While Baughman spends some time on the creation of news and public affairs traditions at the various networks, including eventually PBS, he doesn’t give it the same attention he does to entertainment programming. And while the Ronald Reagan ukase that virtually ended the concept of “equal time” comes two decades after the end of his account, it ignores what I think is the gravest weakness of contemporary television, the pollutocratic spending in our electoral cycles. Most European TV networks give electoral contestants equal free time. Nonetheless, his analysis of the new medium’s first 13 years is overall exemplary historiography.

I still believe that the failure of the university humanists to encourage excellence in the emerging medium was a gross trahison des clercs. Their ignoring TV was coeval with their sinking into the swamp of Frenchified mistiphysics as well as their simultaneous overproduction of PhD.’s who wandered in frustration from one part time job to another, with no pension rights, no health insurance, no tenure track. Simultaneously, a lucky few got $100,000 plus sinecures.

I remember one telling incident: I had arranged at a Modern Language Association convention to show Dave Myers’ excellent self-financed film on the poet Theodore Roethke. He had a go ahead from Marianne Moore to do a similar film on her work. I asked the MLA Executive Secretary’s aide Mike Shugrue if we could try to raise that money among the members. “Pat,” he replied, “our members have had a very bad year on the Stock Exchange.” Ms. Moore died before the next annual convention.

If the University humanists ignored the new medium, the New York intellectuals dismissed it with a sneer and a taxonomy of scorn, as in Dwight Macdonald’s cute categories-- lowbrow, middlebrow, and highbrow. In discussing this impasse, Baughman cites one participant in the debate: "Some very respectable critics. . .have argued that the only defensible strategy for the humanist in mass culture to to teach his students to hate it.”
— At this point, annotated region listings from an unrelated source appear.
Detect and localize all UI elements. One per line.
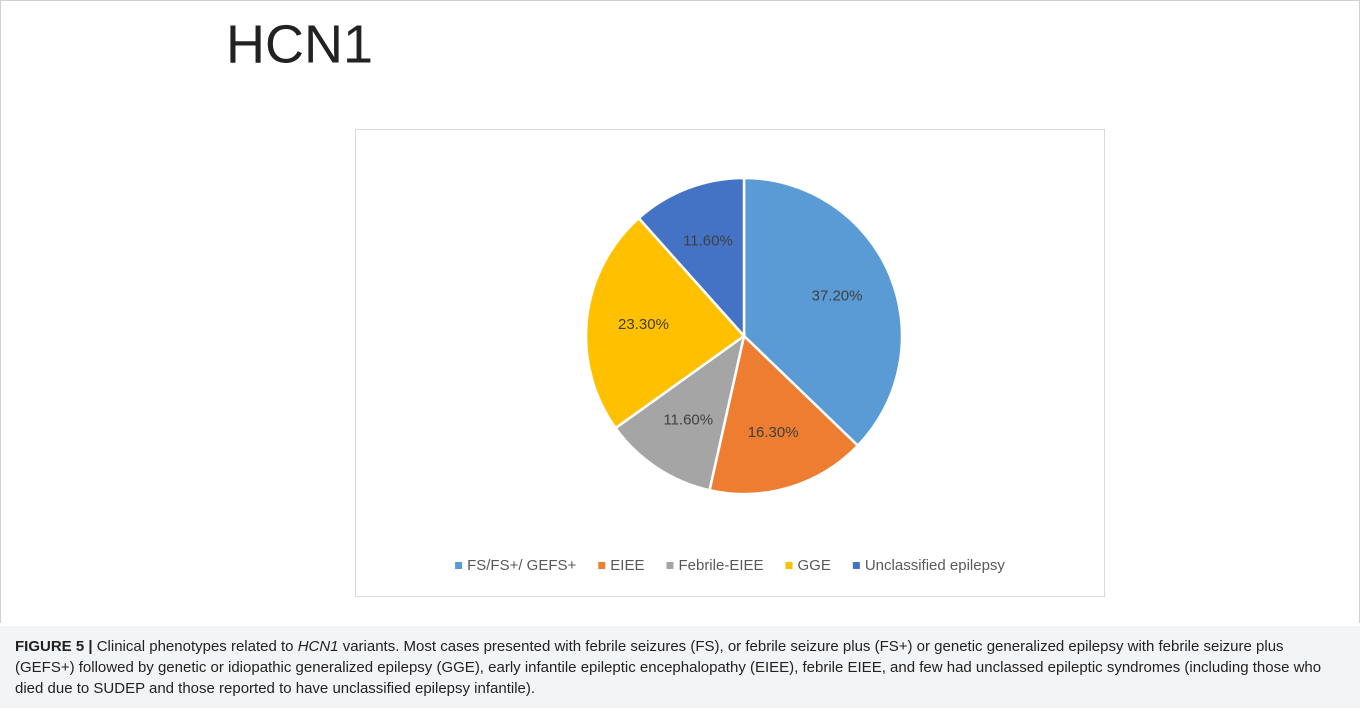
legend-swatch [785,562,793,569]
pie-slice [708,333,860,496]
pie-slice [584,216,746,430]
data-label: 11.60% [663,411,713,428]
figure: HCN1 37.20% 16.30% 11.60% 23.30% 11.60% FS/FS… [0,0,1360,623]
caption-text: variants. Most cases presented with febr… [15,638,1322,697]
pie-slice [613,333,746,492]
legend-swatch [852,562,860,569]
caption-text: Clinical phenotypes related to [96,638,298,655]
data-label: 23.30% [618,316,669,333]
legend-label: GGE [798,557,831,574]
legend-swatch [598,562,606,569]
data-label: 16.30% [748,424,799,441]
legend-label: Febrile-EIEE [678,557,763,574]
legend-swatch [666,562,674,569]
caption-gene: HCN1 [297,638,339,655]
legend-label: EIEE [610,557,644,574]
pie-slice [637,176,746,340]
chart-title: HCN1 [226,14,373,74]
pie-slice [742,176,904,448]
data-label: 37.20% [812,287,863,304]
legend-swatch [455,562,463,569]
legend-label: Unclassified epilepsy [865,557,1006,574]
caption: FIGURE 5 | Clinical phenotypes related t… [0,626,1360,708]
chart: HCN1 37.20% 16.30% 11.60% 23.30% 11.60% FS/FS… [226,14,1105,597]
data-label: 11.60% [683,232,733,249]
caption-label: FIGURE 5 | [15,638,93,655]
legend-label: FS/FS+/ GEFS+ [467,557,576,574]
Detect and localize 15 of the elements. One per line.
I agreed, and turned to the footnote to see who had said it. I had! In my introduction to a collection of essays, “TV as Art: Some Essays in Criticism” (National Council of Teachers of English, 1966). Roy Danish, head of the Television Information Office, and I had assembled a roster of pro TV critics, ranging from CBS executive George Dessart to Jesus College/ Cambridge blue collar Ph.D. Raymond Williams.
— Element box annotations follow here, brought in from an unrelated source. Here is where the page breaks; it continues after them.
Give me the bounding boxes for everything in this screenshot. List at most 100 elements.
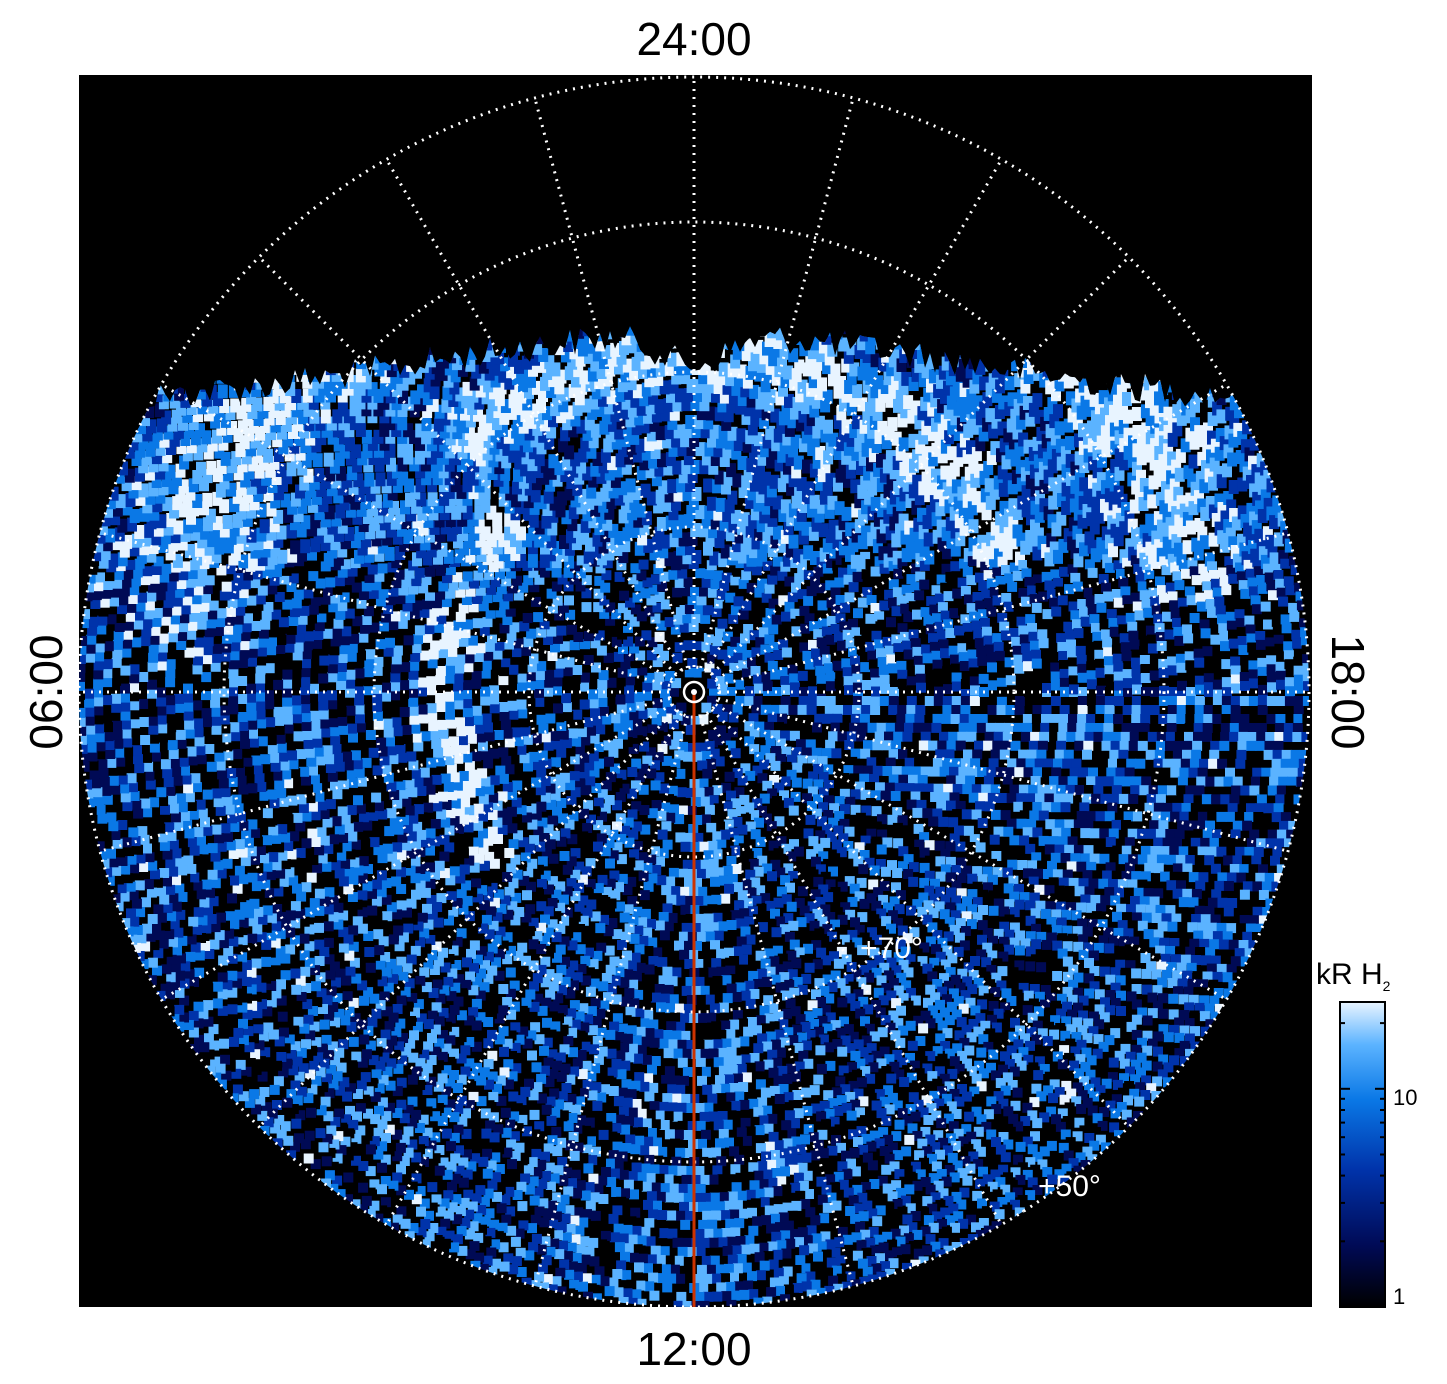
emission-cell	[568, 505, 579, 520]
emission-cell	[771, 696, 782, 706]
emission-cell	[646, 427, 657, 442]
emission-cell	[493, 834, 503, 844]
emission-cell	[522, 613, 533, 623]
emission-cell	[715, 821, 725, 832]
emission-cell	[860, 551, 871, 566]
emission-cell	[483, 722, 493, 733]
emission-cell	[1067, 648, 1077, 659]
emission-cell	[561, 702, 572, 713]
emission-cell	[958, 605, 968, 616]
emission-cell	[565, 609, 576, 620]
emission-cell	[421, 575, 432, 585]
emission-cell	[1051, 606, 1062, 617]
emission-cell	[484, 784, 495, 795]
emission-cell	[497, 808, 508, 819]
emission-cell	[811, 856, 821, 867]
emission-cell	[949, 792, 960, 803]
emission-cell	[789, 939, 800, 950]
emission-cell	[908, 601, 919, 612]
emission-cell	[876, 478, 887, 493]
emission-cell	[346, 805, 357, 816]
emission-cell	[520, 852, 531, 863]
emission-cell	[739, 794, 750, 805]
emission-cell	[741, 570, 752, 581]
emission-cell	[672, 523, 683, 538]
emission-cell	[585, 858, 596, 869]
emission-cell	[480, 750, 491, 760]
emission-cell	[384, 826, 395, 837]
emission-cell	[780, 776, 791, 787]
emission-cell	[453, 620, 464, 631]
emission-cell	[881, 740, 892, 751]
emission-cell	[707, 678, 718, 689]
emission-cell	[888, 597, 898, 608]
emission-cell	[622, 423, 633, 438]
emission-cell	[492, 592, 503, 603]
emission-cell	[612, 778, 623, 789]
emission-cell	[566, 878, 577, 889]
emission-cell	[381, 691, 391, 702]
emission-cell	[640, 483, 651, 498]
emission-cell	[794, 995, 805, 1006]
emission-cell	[668, 569, 679, 580]
emission-cell	[699, 859, 710, 870]
emission-cell	[498, 684, 508, 694]
emission-cell	[942, 758, 953, 769]
emission-cell	[325, 799, 336, 810]
emission-cell	[907, 749, 918, 760]
emission-cell	[878, 546, 889, 561]
emission-cell	[616, 834, 627, 844]
emission-cell	[638, 763, 649, 774]
emission-cell	[595, 923, 606, 934]
emission-cell	[582, 887, 592, 898]
emission-cell	[602, 477, 613, 492]
emission-cell	[721, 416, 732, 431]
emission-cell	[660, 688, 670, 699]
emission-cell	[725, 695, 736, 706]
emission-cell	[435, 693, 446, 703]
emission-cell	[593, 588, 604, 599]
emission-cell	[713, 1057, 724, 1068]
emission-cell	[871, 686, 881, 697]
emission-cell	[896, 595, 907, 606]
emission-cell	[1074, 740, 1085, 751]
emission-cell	[699, 397, 710, 412]
emission-cell	[996, 705, 1007, 715]
emission-cell	[966, 640, 977, 651]
emission-cell	[880, 581, 890, 592]
emission-cell	[666, 704, 677, 715]
emission-cell	[708, 795, 719, 806]
emission-cell	[444, 842, 455, 853]
emission-cell	[629, 496, 640, 511]
emission-cell	[898, 513, 909, 528]
emission-cell	[463, 519, 474, 534]
emission-cell	[736, 428, 747, 443]
emission-cell	[693, 604, 704, 615]
emission-cell	[776, 419, 787, 434]
emission-cell	[1037, 629, 1048, 640]
emission-cell	[479, 625, 490, 636]
emission-cell	[498, 675, 509, 686]
emission-cell	[876, 844, 887, 855]
emission-cell	[475, 643, 486, 654]
emission-cell	[944, 749, 955, 760]
emission-cell	[303, 738, 314, 749]
emission-cell	[680, 714, 691, 725]
emission-cell	[983, 740, 994, 751]
emission-cell	[556, 747, 567, 758]
emission-cell	[472, 618, 483, 629]
emission-cell	[669, 804, 679, 815]
emission-cell	[833, 705, 844, 715]
emission-cell	[913, 655, 924, 666]
emission-cell	[760, 729, 771, 740]
emission-cell	[772, 796, 782, 806]
emission-cell	[837, 640, 847, 651]
emission-cell	[434, 860, 445, 871]
emission-cell	[409, 714, 420, 725]
emission-cell	[1042, 767, 1052, 778]
emission-cell	[653, 435, 664, 450]
emission-cell	[548, 508, 559, 523]
emission-cell	[449, 833, 459, 844]
emission-cell	[934, 621, 945, 632]
emission-cell	[512, 480, 522, 495]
Danish pulled out all the stops, when I was teaching in London 1967-8, to help me organize a TV film series at the Royal College of Art, “Twenty Four Hours of Unseen American TV”, which Robert MacNeil and I kicked off on BBC-2’s “Late Night Lineup,” a marvelous innovation which featured a critical commentary on a particular TV event that evening. Needless to say, both Canada and England displayed more maturity in confronting the new medium than ours, even our PBS stations. I’ll never forget when an American filmmaker had to go to Japan to get financing for a film on Allen Ginsberg, with further backup from “Arte”, the German-French TV collaboration.

The U S Office of Education sent me to Europe to find out why even their commercial stations were doing better than our noncommercial ones on the arts. In Border TV in Carlisle, I encountered the Scots poet, Maurice Lindsay, producing prime time documentaries on Bobby Burns as well as Hugh Macdiarmid, whom I had never even heard of before—so blinkered were the New Critics with their covert Anglicanism.

And in Cardiff, the Welsh poet John Ormond showed me how BBC Wales was producing first class documentaries on their own poets. In Dublin, Telefis Eiran touted their new documentary on William Butler Yeats as if they were promoting a football match. It was no mystery why they were doing better than we were. The people running things knew and loved their own arts.